A poem from a few years ago, though one I’ve revisited again and again. Last year I attended a workshop at the Kachemak Bay Writer’s Conference in Homer, AK and there was a fantastic session called, Borderlands: crossing genre lines and creating new forms which was taught by Eva Saulitis. I brought “Medicene” to the workshop with the intention of re-working it and sharing it with the group. The poem changed shape drastically during this workshop as did the poem “A Sudden Decision” which follows.
Medicine
(inspired by “Adaptation” a film based on The Orchid Thief by Susan Orlean)
Last night, a man in a movie told me, “as a screenwriter you first have to identify your genre” and I want to know, does the same apply to writers less concerned with the screen? did Shakespeare fashion himself a dramatist and perhaps scoff at the acclaim given him by poets everywhere whom heard their own voices become magic when singing sweet soliloquies in their sleep?
poets dreaming in mid-summer
beneath hot sheets-
I’m not usually one to ponder greatly things said by men in movies but this one
pressed the urgency of examining questions of genre because this film, as do all mind flexing films, defied the very classification the characters
suggested we take
a closer look
at
what can be said about a movie about a screenwriter trying to adapt a book into a movie? our writer tells us, “the writer is telling about the first cell division on the first day of life on this planet and that the viewer’s existence is entirely dependent on that first adaptation.”
a writer, a mirror, endless sky and swamp
the allusive ghost orchid
and what can be made of
these lines
my own drifting of form
from wide paragraphs of prose
to staircase-shaped
cascading verse-like spells
do I fashion myself
a poet?
if a poem
can be salvaged
excavated
from the dusty ruins
of an abandoned short story
then yes, I can
call myself a poet
and know that
my words
are a hardwood heart
hacked from the rotten bark jacket
of a mountain ash
fallen in a hillside creek
where
water washes away excess
II
hardwood
scavenged from wet hillside forest
taken home to dry
days later
dry hardwood becomes
ghost smoke
and hot air
in a black iron box
redhotcoalfires
snap and swirl
soot smoke moat
rolls cloudy
round
writer’s
pen in hand castle
laid across paper bark
on the stone hearth of the stove
III
But what about Bukowski? What genre better suits the telling of his
L.A. nightmare? His whores? His fuckmachines?

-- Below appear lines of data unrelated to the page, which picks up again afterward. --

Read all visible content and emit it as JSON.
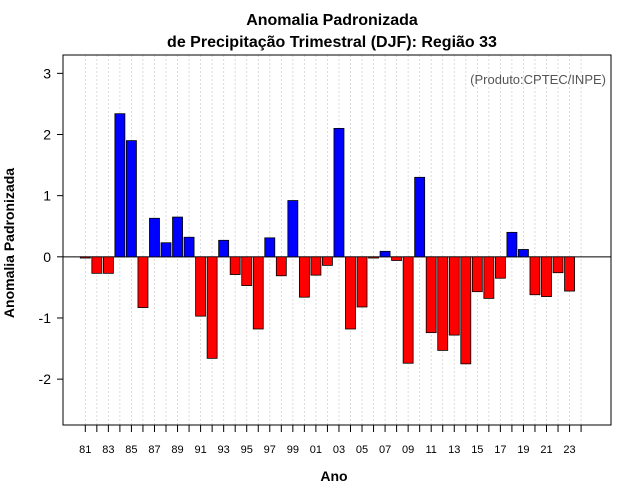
{
  "chart_data": {
    "type": "bar",
    "title_line1": "Anomalia Padronizada",
    "title_line2": "de Precipitação Trimestral (DJF): Região 33",
    "xlabel": "Ano",
    "ylabel": "Anomalia Padronizada",
    "credit": "(Produto:CPTEC/INPE)",
    "ylim": [
      -2.75,
      3.3
    ],
    "yticks": [
      -2,
      -1,
      0,
      1,
      2,
      3
    ],
    "categories": [
      "81",
      "82",
      "83",
      "84",
      "85",
      "86",
      "87",
      "88",
      "89",
      "90",
      "91",
      "92",
      "93",
      "94",
      "95",
      "96",
      "97",
      "98",
      "99",
      "00",
      "01",
      "02",
      "03",
      "04",
      "05",
      "06",
      "07",
      "08",
      "09",
      "10",
      "11",
      "12",
      "13",
      "14",
      "15",
      "16",
      "17",
      "18",
      "19",
      "20",
      "21",
      "22",
      "23",
      "24"
    ],
    "xtick_labels": [
      "81",
      "83",
      "85",
      "87",
      "89",
      "91",
      "93",
      "95",
      "97",
      "99",
      "01",
      "03",
      "05",
      "07",
      "09",
      "11",
      "13",
      "15",
      "17",
      "19",
      "21",
      "23"
    ],
    "values": [
      -0.02,
      -0.27,
      -0.27,
      2.34,
      1.9,
      -0.83,
      0.63,
      0.23,
      0.65,
      0.32,
      -0.97,
      -1.66,
      0.27,
      -0.29,
      -0.47,
      -1.18,
      0.31,
      -0.31,
      0.92,
      -0.66,
      -0.3,
      -0.14,
      2.1,
      -1.18,
      -0.82,
      -0.02,
      0.09,
      -0.06,
      -1.74,
      1.3,
      -1.24,
      -1.53,
      -1.28,
      -1.75,
      -0.57,
      -0.68,
      -0.35,
      0.4,
      0.12,
      -0.62,
      -0.65,
      -0.26,
      -0.56,
      null
    ],
    "colors": {
      "positive": "#0000ff",
      "negative": "#ff0000",
      "grid": "#d3d3d3",
      "axis": "#000000"
    }
  }
}
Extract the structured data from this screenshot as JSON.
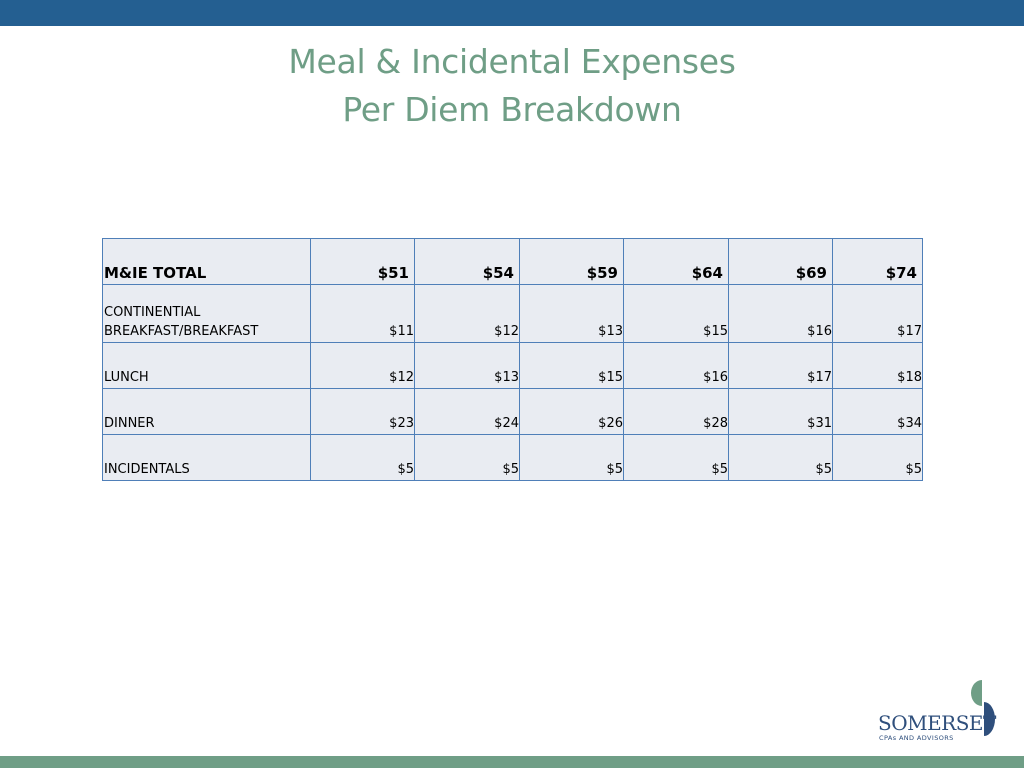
{
  "title": {
    "line1": "Meal & Incidental Expenses",
    "line2": "Per Diem Breakdown"
  },
  "table": {
    "total_row": {
      "label": "M&IE TOTAL",
      "values": [
        "$51",
        "$54",
        "$59",
        "$64",
        "$69",
        "$74"
      ]
    },
    "rows": [
      {
        "label_line1": "CONTINENTIAL",
        "label_line2": "BREAKFAST/BREAKFAST",
        "values": [
          "$11",
          "$12",
          "$13",
          "$15",
          "$16",
          "$17"
        ]
      },
      {
        "label": "LUNCH",
        "values": [
          "$12",
          "$13",
          "$15",
          "$16",
          "$17",
          "$18"
        ]
      },
      {
        "label": "DINNER",
        "values": [
          "$23",
          "$24",
          "$26",
          "$28",
          "$31",
          "$34"
        ]
      },
      {
        "label": "INCIDENTALS",
        "values": [
          "$5",
          "$5",
          "$5",
          "$5",
          "$5",
          "$5"
        ]
      }
    ]
  },
  "logo": {
    "name": "SOMERSET",
    "tagline": "CPAs AND ADVISORS"
  },
  "colors": {
    "top_band": "#245f91",
    "bottom_band": "#6f9e86",
    "title": "#6f9e86",
    "table_border": "#4f7fb8",
    "table_fill": "#e9ecf2",
    "logo_text": "#2f4f7c"
  }
}
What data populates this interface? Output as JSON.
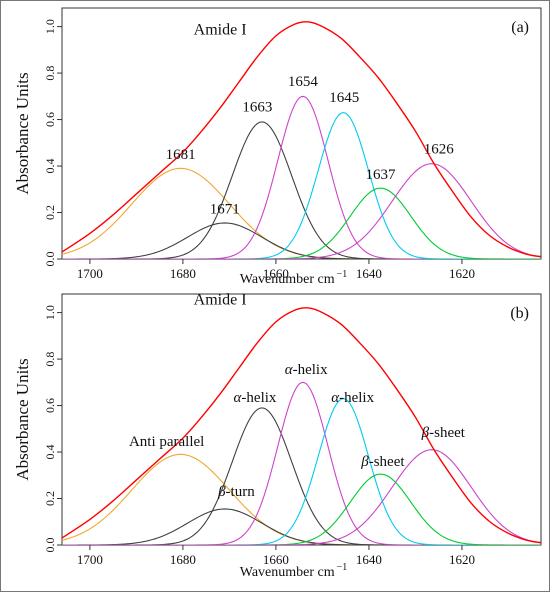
{
  "chart_data": [
    {
      "type": "line",
      "panel_label": "(a)",
      "xlabel": "Wavenumber cm",
      "xlabel_sup": "−1",
      "ylabel": "Absorbance Units",
      "xlim": [
        1706,
        1603
      ],
      "ylim": [
        0,
        1.08
      ],
      "x_ticks": [
        1700,
        1680,
        1660,
        1640,
        1620
      ],
      "y_ticks": [
        0.0,
        0.2,
        0.4,
        0.6,
        0.8,
        1.0
      ],
      "envelope": {
        "name": "Amide I",
        "label": "Amide I",
        "label_x": 1672,
        "label_y": 0.965,
        "color": "#ff0000",
        "x": [
          1706,
          1700,
          1695,
          1690,
          1685,
          1680,
          1676,
          1672,
          1668,
          1664,
          1660,
          1656,
          1653,
          1650,
          1646,
          1642,
          1638,
          1634,
          1630,
          1626,
          1622,
          1618,
          1614,
          1610,
          1606,
          1603
        ],
        "y": [
          0.03,
          0.11,
          0.19,
          0.28,
          0.37,
          0.46,
          0.55,
          0.65,
          0.76,
          0.87,
          0.96,
          1.01,
          1.02,
          1.0,
          0.95,
          0.87,
          0.78,
          0.67,
          0.55,
          0.41,
          0.29,
          0.18,
          0.1,
          0.05,
          0.02,
          0.01
        ]
      },
      "components": [
        {
          "label": "1681",
          "center": 1680.5,
          "amplitude": 0.39,
          "sigma": 10.5,
          "color": "#f0a830",
          "label_x": 1680.5,
          "label_y": 0.43
        },
        {
          "label": "1671",
          "center": 1671,
          "amplitude": 0.155,
          "sigma": 8,
          "color": "#404040",
          "label_x": 1671,
          "label_y": 0.195
        },
        {
          "label": "1663",
          "center": 1663,
          "amplitude": 0.59,
          "sigma": 6.4,
          "color": "#404040",
          "label_x": 1664,
          "label_y": 0.635
        },
        {
          "label": "1654",
          "center": 1654.2,
          "amplitude": 0.7,
          "sigma": 5.4,
          "color": "#cc44cc",
          "label_x": 1654.2,
          "label_y": 0.745
        },
        {
          "label": "1645",
          "center": 1645.5,
          "amplitude": 0.63,
          "sigma": 5.4,
          "color": "#00ccee",
          "label_x": 1645.3,
          "label_y": 0.675
        },
        {
          "label": "1637",
          "center": 1637.5,
          "amplitude": 0.305,
          "sigma": 6.5,
          "color": "#00cc33",
          "label_x": 1637.5,
          "label_y": 0.345
        },
        {
          "label": "1626",
          "center": 1626.5,
          "amplitude": 0.41,
          "sigma": 8.5,
          "color": "#cc44cc",
          "label_x": 1625,
          "label_y": 0.455
        }
      ]
    },
    {
      "type": "line",
      "panel_label": "(b)",
      "xlabel": "Wavenumber cm",
      "xlabel_sup": "−1",
      "ylabel": "Absorbance Units",
      "xlim": [
        1706,
        1603
      ],
      "ylim": [
        0,
        1.08
      ],
      "x_ticks": [
        1700,
        1680,
        1660,
        1640,
        1620
      ],
      "y_ticks": [
        0.0,
        0.2,
        0.4,
        0.6,
        0.8,
        1.0
      ],
      "envelope": {
        "name": "Amide I",
        "label": "Amide I",
        "label_x": 1672,
        "label_y": 1.035,
        "color": "#ff0000",
        "x": [
          1706,
          1700,
          1695,
          1690,
          1685,
          1680,
          1676,
          1672,
          1668,
          1664,
          1660,
          1656,
          1653,
          1650,
          1646,
          1642,
          1638,
          1634,
          1630,
          1626,
          1622,
          1618,
          1614,
          1610,
          1606,
          1603
        ],
        "y": [
          0.03,
          0.11,
          0.19,
          0.28,
          0.37,
          0.46,
          0.55,
          0.65,
          0.76,
          0.87,
          0.96,
          1.01,
          1.02,
          1.0,
          0.95,
          0.87,
          0.78,
          0.67,
          0.55,
          0.41,
          0.29,
          0.18,
          0.1,
          0.05,
          0.02,
          0.01
        ]
      },
      "components": [
        {
          "label": "Anti parallel",
          "center": 1680.5,
          "amplitude": 0.39,
          "sigma": 10.5,
          "color": "#f0a830",
          "label_x": 1683.5,
          "label_y": 0.425,
          "greek": ""
        },
        {
          "label": "-turn",
          "greek": "β",
          "center": 1671,
          "amplitude": 0.155,
          "sigma": 8,
          "color": "#404040",
          "label_x": 1668.5,
          "label_y": 0.21
        },
        {
          "label": "-helix",
          "greek": "α",
          "center": 1663,
          "amplitude": 0.59,
          "sigma": 6.4,
          "color": "#404040",
          "label_x": 1664.5,
          "label_y": 0.615
        },
        {
          "label": "-helix",
          "greek": "α",
          "center": 1654.2,
          "amplitude": 0.7,
          "sigma": 5.4,
          "color": "#cc44cc",
          "label_x": 1653.5,
          "label_y": 0.735
        },
        {
          "label": "-helix",
          "greek": "α",
          "center": 1645.5,
          "amplitude": 0.63,
          "sigma": 5.4,
          "color": "#00ccee",
          "label_x": 1643.5,
          "label_y": 0.615
        },
        {
          "label": "-sheet",
          "greek": "β",
          "center": 1637.5,
          "amplitude": 0.305,
          "sigma": 6.5,
          "color": "#00cc33",
          "label_x": 1637,
          "label_y": 0.34
        },
        {
          "label": "-sheet",
          "greek": "β",
          "center": 1626.5,
          "amplitude": 0.41,
          "sigma": 8.5,
          "color": "#cc44cc",
          "label_x": 1624,
          "label_y": 0.465
        }
      ]
    }
  ]
}
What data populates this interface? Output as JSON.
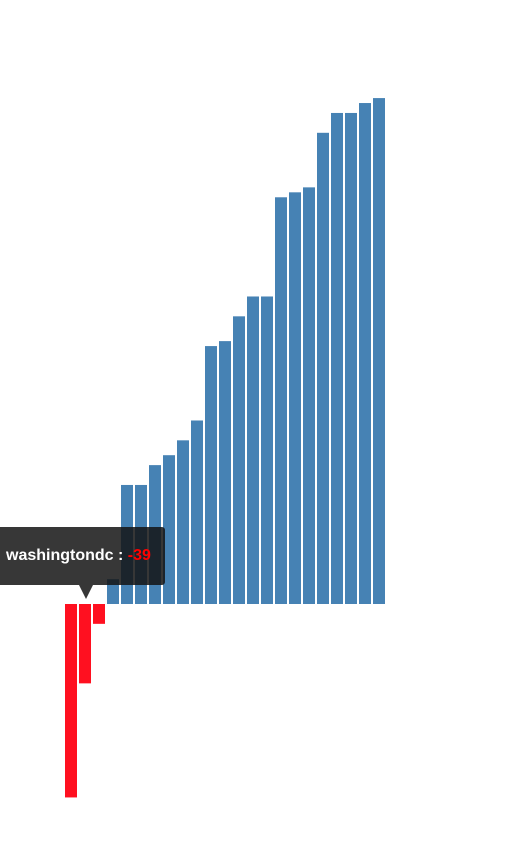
{
  "chart_data": {
    "type": "bar",
    "values": [
      -39,
      -16,
      -4,
      5,
      24,
      24,
      28,
      30,
      33,
      37,
      52,
      53,
      58,
      62,
      62,
      82,
      83,
      84,
      95,
      99,
      99,
      101,
      102
    ],
    "colors": {
      "positive": "#4682b4",
      "negative": "#ff1020"
    },
    "ylim": [
      -40,
      104
    ]
  },
  "tooltip": {
    "label": "washingtondc : ",
    "value": "-39"
  }
}
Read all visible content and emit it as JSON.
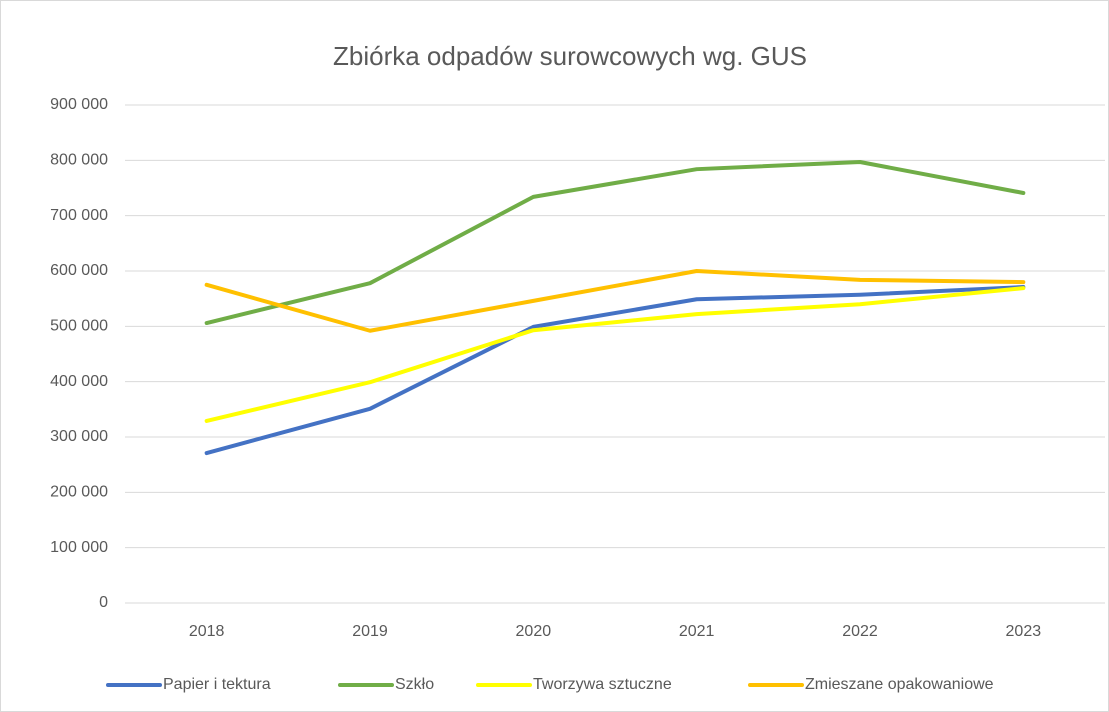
{
  "chart_data": {
    "type": "line",
    "title": "Zbiórka odpadów surowcowych wg. GUS",
    "categories": [
      "2018",
      "2019",
      "2020",
      "2021",
      "2022",
      "2023"
    ],
    "series": [
      {
        "name": "Papier i tektura",
        "color": "#4472c4",
        "values": [
          271000,
          351000,
          499000,
          549000,
          557000,
          571000
        ]
      },
      {
        "name": "Szkło",
        "color": "#70ad47",
        "values": [
          506000,
          578000,
          734000,
          784000,
          797000,
          741000
        ]
      },
      {
        "name": "Tworzywa sztuczne",
        "color": "#ffff00",
        "values": [
          329000,
          399000,
          493000,
          522000,
          540000,
          569000
        ]
      },
      {
        "name": "Zmieszane opakowaniowe",
        "color": "#ffc000",
        "values": [
          575000,
          492000,
          546000,
          600000,
          584000,
          580000
        ]
      }
    ],
    "ylim": [
      0,
      900000
    ],
    "yticks": [
      0,
      {
        "value": 100000,
        "label": "100 000"
      },
      {
        "value": 200000,
        "label": "200 000"
      },
      {
        "value": 300000,
        "label": "300 000"
      },
      {
        "value": 400000,
        "label": "400 000"
      },
      {
        "value": 500000,
        "label": "500 000"
      },
      {
        "value": 600000,
        "label": "600 000"
      },
      {
        "value": 700000,
        "label": "700 000"
      },
      {
        "value": 800000,
        "label": "800 000"
      },
      {
        "value": 900000,
        "label": "900 000"
      }
    ],
    "grid": true,
    "legend": "bottom"
  }
}
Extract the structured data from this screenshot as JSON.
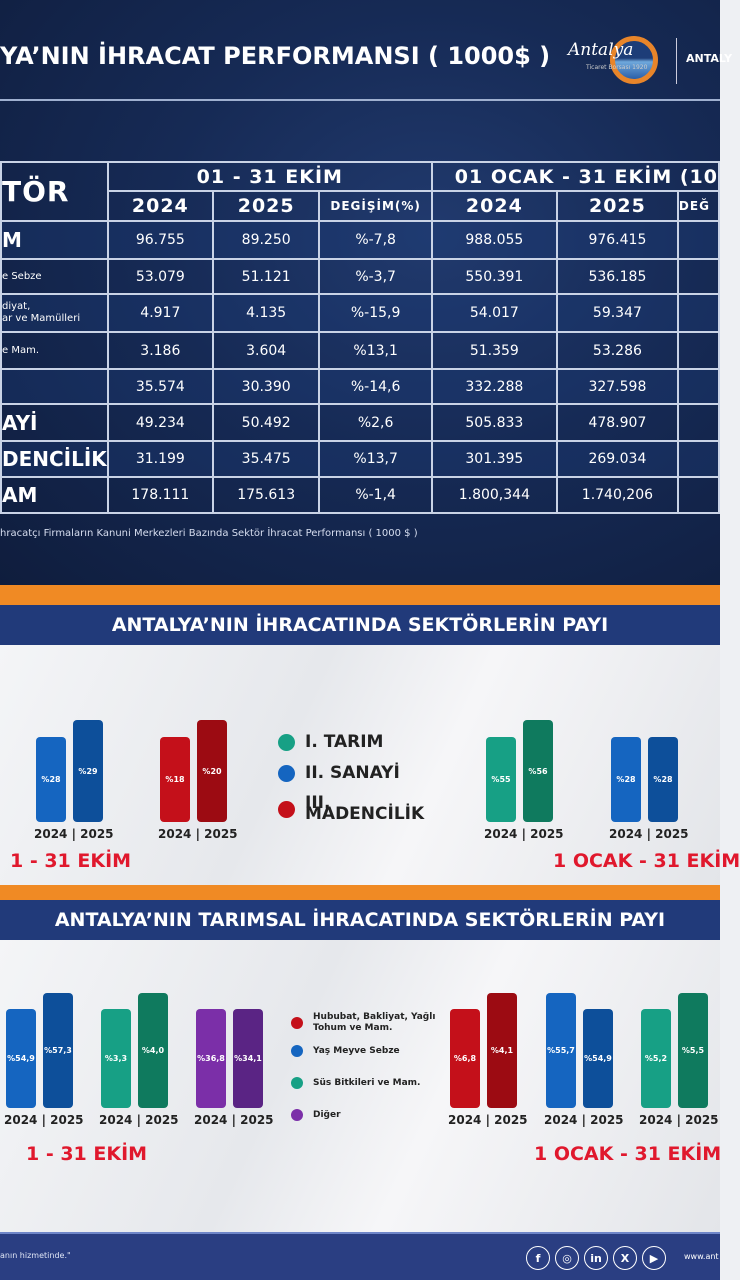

I’ve read his poems, stories, novels, my mind full of raw realism,
the pain of his living dead dreamers spitting dead end dreams
into bourbon bottles full of piss.
I refuse to sort these images into files according to genre. I have read the man’s words, words.
perhaps Alexi’s work is a better example of what I’m so fired up about
the first words I find on the cover of Alexi’s short story collection are poetry…
Tonto and the Lone Ranger, fistfight in Heaven
not just a title
but an invocation
what I want to know is
When Sherman Alexi applies for a job
what does he write down as his previous employment
Indian? Poet? Storyteller?
I call Alexi a medicine man
making words, magic and medicine
the Movies got hold of
some of his words too
made them into a film full of
Indians telling stories
that some believe
and others turn their backs too
one Indian says to another, “Dammit Thomas, why are you always talking like a goddam medicine man?”
Thomas Builds a Fire talks like a medicine man because
WORDS ARE THE MEDICINE!
One need not wrap such precious objects in junk called genre.
__
His was a sudden decision, though not hasty, as he took one step
across the line
dividing the world
into hemispheres
poetry
and
prose
but when remembering his transcendent dance, such a simple two-step, he could only recall the colors in which his eyes painted the world, not the medium chosen, only the color.